Rage cold enough to turn grief to ice rose in him, closing his throat against more words. His weakness had brought his mother's death to pass, an unforgivable offence.

  Rodrigo went silent for long and deadly seconds, absorbing that. “Any man can be bewitched,” he finally breathed. “If she's free, it's a mistake we'll set to right, and if she has power, we can be certain it's a gift from a false and dark god. We will prevail, and she will burn as befits a witch.”

  Despite fury, despite loss, sickness lurched Javier's stomach as a childhood terror came real in Rodrigo's threat. Pale skin blackening, the stench of burning hair, screams of horror and pain: he had seen them come to pass in his dreams. For all Belinda deserved such a fate, it came too close to how his own life might end, even with Rodrigo's confidence and trust at his side. “I would have her made mine to deal with,” he whispered, and wondered if it was sentiment or self-preservation. “I have, I think, been cut more deeply than any by her ways.”

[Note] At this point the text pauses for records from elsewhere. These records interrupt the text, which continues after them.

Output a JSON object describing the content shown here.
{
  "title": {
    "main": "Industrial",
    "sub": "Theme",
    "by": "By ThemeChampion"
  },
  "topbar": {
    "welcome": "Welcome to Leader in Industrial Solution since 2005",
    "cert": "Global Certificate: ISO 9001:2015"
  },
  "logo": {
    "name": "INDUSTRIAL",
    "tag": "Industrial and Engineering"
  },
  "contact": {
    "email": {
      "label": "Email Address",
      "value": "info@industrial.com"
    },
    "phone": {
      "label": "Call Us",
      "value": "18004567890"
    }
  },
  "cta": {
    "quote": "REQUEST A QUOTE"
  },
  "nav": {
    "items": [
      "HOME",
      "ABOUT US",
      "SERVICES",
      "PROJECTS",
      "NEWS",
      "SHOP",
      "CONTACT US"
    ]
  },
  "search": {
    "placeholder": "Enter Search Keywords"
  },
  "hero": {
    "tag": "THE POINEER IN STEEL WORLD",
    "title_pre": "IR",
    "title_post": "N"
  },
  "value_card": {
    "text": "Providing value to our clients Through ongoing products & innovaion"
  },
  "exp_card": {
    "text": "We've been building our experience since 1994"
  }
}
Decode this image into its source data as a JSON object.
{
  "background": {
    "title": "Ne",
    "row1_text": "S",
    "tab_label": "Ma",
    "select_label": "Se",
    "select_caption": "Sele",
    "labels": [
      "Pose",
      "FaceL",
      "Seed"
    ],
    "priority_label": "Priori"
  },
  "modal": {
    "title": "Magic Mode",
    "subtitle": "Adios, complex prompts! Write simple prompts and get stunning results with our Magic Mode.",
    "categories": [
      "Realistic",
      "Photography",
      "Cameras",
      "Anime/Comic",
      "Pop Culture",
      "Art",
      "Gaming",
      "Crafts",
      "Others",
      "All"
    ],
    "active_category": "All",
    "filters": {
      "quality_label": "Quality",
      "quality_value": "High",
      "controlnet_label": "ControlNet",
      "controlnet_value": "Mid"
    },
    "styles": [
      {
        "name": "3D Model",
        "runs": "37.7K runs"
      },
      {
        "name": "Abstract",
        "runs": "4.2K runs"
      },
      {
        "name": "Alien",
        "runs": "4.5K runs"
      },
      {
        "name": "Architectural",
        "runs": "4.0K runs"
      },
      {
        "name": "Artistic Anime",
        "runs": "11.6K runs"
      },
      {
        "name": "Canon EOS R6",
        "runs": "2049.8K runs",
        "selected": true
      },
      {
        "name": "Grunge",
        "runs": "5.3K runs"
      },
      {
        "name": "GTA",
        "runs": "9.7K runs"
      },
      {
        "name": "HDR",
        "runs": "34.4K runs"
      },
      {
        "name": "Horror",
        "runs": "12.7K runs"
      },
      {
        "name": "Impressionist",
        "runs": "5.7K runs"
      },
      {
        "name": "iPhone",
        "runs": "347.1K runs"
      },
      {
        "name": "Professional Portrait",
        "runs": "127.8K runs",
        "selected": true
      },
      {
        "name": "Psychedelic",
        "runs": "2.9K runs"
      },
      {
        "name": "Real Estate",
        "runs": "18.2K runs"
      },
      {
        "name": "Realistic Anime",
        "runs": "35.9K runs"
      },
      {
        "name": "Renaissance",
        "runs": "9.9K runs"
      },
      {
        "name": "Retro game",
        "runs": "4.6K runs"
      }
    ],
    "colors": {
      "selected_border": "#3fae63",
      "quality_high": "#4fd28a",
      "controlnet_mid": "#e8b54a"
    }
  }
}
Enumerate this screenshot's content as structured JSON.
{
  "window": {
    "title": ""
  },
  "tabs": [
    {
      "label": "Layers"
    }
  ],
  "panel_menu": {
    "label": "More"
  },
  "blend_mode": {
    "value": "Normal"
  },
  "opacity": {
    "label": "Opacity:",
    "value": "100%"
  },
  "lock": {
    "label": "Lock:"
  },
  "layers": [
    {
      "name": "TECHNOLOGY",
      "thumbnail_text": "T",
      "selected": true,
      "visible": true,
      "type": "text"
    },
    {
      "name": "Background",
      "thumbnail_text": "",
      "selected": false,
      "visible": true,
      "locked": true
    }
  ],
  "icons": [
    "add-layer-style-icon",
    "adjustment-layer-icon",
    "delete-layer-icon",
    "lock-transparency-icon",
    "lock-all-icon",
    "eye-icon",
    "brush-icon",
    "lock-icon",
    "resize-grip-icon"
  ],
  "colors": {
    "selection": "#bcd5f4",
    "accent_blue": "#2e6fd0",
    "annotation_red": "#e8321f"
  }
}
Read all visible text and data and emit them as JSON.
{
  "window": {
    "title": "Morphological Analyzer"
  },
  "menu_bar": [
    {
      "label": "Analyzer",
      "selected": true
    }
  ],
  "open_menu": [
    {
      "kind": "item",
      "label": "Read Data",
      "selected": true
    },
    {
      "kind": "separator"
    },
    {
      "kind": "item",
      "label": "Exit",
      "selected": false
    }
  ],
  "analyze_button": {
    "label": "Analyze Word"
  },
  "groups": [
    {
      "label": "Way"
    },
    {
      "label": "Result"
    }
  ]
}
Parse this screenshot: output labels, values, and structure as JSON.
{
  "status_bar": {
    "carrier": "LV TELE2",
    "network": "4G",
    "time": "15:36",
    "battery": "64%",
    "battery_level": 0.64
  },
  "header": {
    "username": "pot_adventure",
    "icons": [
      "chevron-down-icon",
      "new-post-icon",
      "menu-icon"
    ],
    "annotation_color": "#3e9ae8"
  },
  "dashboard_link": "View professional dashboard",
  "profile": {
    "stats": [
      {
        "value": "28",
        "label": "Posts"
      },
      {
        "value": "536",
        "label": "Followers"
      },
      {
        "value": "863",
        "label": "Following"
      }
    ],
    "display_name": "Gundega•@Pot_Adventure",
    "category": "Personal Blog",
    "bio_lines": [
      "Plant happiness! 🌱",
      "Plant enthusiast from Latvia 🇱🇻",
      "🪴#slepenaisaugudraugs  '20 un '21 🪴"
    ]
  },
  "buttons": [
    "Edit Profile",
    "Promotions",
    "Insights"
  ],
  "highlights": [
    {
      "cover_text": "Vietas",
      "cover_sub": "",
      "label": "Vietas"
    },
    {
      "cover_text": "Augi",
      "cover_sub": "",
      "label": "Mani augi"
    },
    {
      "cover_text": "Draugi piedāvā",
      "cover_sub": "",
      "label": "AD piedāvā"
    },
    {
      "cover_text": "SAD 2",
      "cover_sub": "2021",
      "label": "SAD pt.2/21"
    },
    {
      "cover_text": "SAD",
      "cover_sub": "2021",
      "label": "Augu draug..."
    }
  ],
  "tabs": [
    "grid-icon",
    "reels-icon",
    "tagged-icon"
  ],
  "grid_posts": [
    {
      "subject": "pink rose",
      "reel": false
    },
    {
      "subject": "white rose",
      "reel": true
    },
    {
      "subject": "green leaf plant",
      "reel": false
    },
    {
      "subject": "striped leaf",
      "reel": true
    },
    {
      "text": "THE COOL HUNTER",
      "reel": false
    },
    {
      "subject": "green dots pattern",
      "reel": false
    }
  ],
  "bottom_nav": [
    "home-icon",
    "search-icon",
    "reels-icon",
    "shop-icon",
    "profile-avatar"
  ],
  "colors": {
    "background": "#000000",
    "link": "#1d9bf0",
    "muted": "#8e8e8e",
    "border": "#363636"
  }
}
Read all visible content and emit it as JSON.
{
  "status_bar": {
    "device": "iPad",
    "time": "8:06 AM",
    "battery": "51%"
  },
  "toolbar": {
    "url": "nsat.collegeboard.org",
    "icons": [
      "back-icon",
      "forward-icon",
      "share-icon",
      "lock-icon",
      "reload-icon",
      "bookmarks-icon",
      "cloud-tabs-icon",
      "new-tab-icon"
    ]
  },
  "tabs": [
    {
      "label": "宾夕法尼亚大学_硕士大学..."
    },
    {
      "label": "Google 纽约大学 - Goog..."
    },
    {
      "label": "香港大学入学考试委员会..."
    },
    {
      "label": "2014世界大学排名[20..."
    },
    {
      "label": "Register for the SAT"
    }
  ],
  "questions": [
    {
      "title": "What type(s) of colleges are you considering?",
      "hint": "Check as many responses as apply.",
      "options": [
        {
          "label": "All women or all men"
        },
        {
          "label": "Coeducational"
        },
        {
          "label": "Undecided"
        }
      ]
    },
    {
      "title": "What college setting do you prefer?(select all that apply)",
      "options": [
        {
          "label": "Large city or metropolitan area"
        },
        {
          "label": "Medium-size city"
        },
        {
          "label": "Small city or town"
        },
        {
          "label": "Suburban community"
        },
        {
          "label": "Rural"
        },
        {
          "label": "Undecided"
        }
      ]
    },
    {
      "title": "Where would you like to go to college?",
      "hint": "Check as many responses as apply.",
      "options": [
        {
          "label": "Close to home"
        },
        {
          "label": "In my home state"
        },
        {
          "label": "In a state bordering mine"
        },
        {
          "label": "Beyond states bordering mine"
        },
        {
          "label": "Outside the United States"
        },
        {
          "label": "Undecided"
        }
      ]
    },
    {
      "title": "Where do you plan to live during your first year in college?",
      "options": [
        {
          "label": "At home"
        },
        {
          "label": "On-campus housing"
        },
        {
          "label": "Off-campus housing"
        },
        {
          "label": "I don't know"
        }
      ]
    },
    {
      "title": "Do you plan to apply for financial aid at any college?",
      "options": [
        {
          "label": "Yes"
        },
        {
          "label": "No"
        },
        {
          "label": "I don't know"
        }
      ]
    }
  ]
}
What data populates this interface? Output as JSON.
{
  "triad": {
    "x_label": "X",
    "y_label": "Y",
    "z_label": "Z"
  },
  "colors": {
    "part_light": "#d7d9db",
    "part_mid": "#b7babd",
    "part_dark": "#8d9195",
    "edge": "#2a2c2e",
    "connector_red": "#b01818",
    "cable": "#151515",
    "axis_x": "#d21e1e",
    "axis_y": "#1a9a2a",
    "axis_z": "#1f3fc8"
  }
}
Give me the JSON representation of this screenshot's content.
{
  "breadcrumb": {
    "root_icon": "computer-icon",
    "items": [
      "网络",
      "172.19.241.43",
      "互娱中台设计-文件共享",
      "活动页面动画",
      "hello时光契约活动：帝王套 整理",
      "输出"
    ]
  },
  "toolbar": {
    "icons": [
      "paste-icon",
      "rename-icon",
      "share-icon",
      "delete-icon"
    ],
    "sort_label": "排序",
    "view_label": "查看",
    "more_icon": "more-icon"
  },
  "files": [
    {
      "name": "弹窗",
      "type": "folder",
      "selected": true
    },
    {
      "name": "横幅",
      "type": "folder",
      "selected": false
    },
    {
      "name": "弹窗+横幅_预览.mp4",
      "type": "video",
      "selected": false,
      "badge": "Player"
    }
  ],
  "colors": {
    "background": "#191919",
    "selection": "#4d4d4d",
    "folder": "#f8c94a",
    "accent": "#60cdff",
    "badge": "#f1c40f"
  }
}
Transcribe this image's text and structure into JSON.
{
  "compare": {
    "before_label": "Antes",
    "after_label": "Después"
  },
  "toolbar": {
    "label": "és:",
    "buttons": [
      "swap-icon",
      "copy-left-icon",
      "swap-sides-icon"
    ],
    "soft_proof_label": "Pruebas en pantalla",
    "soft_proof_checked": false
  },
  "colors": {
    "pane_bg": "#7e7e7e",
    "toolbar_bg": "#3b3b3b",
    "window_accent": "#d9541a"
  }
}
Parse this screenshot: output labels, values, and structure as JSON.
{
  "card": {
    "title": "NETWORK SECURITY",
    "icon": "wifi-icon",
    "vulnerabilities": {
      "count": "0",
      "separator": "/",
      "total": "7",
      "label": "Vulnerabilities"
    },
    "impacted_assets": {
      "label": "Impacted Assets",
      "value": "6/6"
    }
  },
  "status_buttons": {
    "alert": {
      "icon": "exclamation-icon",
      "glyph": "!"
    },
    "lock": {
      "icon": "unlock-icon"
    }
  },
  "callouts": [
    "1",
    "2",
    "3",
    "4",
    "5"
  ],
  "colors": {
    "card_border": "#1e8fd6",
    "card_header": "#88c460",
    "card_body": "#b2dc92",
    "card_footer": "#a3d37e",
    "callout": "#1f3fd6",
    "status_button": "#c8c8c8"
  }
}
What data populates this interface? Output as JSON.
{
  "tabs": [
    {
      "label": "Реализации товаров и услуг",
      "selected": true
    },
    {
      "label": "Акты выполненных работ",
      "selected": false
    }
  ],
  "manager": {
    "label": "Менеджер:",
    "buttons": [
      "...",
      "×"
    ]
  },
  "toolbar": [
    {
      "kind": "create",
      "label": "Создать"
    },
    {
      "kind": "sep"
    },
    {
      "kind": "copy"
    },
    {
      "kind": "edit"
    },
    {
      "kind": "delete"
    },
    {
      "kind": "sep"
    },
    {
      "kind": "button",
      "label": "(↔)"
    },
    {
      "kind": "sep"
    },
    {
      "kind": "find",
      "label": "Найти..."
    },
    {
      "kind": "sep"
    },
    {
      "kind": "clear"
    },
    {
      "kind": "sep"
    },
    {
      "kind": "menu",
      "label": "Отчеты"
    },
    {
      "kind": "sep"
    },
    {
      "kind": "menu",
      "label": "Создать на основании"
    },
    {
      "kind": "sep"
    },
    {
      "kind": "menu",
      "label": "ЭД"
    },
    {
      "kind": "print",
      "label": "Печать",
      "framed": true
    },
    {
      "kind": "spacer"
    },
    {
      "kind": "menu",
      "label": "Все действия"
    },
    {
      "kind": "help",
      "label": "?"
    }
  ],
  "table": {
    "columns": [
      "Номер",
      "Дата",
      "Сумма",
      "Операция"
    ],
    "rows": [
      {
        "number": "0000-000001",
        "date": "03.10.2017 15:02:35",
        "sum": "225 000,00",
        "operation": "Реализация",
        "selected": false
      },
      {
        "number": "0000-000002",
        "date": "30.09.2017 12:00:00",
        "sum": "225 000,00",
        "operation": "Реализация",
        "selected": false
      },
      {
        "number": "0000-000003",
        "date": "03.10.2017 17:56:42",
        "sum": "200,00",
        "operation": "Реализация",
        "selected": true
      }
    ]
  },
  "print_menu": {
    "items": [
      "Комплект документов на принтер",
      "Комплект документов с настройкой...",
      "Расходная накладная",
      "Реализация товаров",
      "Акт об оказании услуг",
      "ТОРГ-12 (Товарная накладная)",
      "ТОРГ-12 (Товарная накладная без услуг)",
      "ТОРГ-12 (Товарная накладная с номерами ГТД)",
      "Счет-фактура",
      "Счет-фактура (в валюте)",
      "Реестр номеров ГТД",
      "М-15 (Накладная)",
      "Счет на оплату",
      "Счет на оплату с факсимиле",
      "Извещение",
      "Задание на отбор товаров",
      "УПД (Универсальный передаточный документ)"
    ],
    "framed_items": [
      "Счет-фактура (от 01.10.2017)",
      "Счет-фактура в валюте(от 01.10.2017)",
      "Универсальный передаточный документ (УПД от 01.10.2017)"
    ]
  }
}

  “So shall it be.” Rodrigo drew Javier into a hard embrace, then loosened the grip, hands remaining on his shoulders. “We have a great deal to do, Javier. The armada will sail come spring, but before then we must learn the depths of your ability, and train.” Rage and sorrow flitted across his face. “And even before that, we must put our beloved Sandalia to rest. It will call the Gallic people to arms, Javier, and where Gallin rides, so, too, does Essandia.”

  “And where our brother countries go, so, too, does Cordula,” Javier whispered. “Cordula, and the might of all the Ecumenic armies it can call to bear.”

  “Aulun will be ours.” Rodrigo tightened his hands on Javier's shoulders. “In time, if we are bold, all of Echon will be ours, brought safe into the fold of our church and its wise fathers.” A dark smile creased his face. “You're young and unwed. Perhaps we might look farther than even Echon's borders.”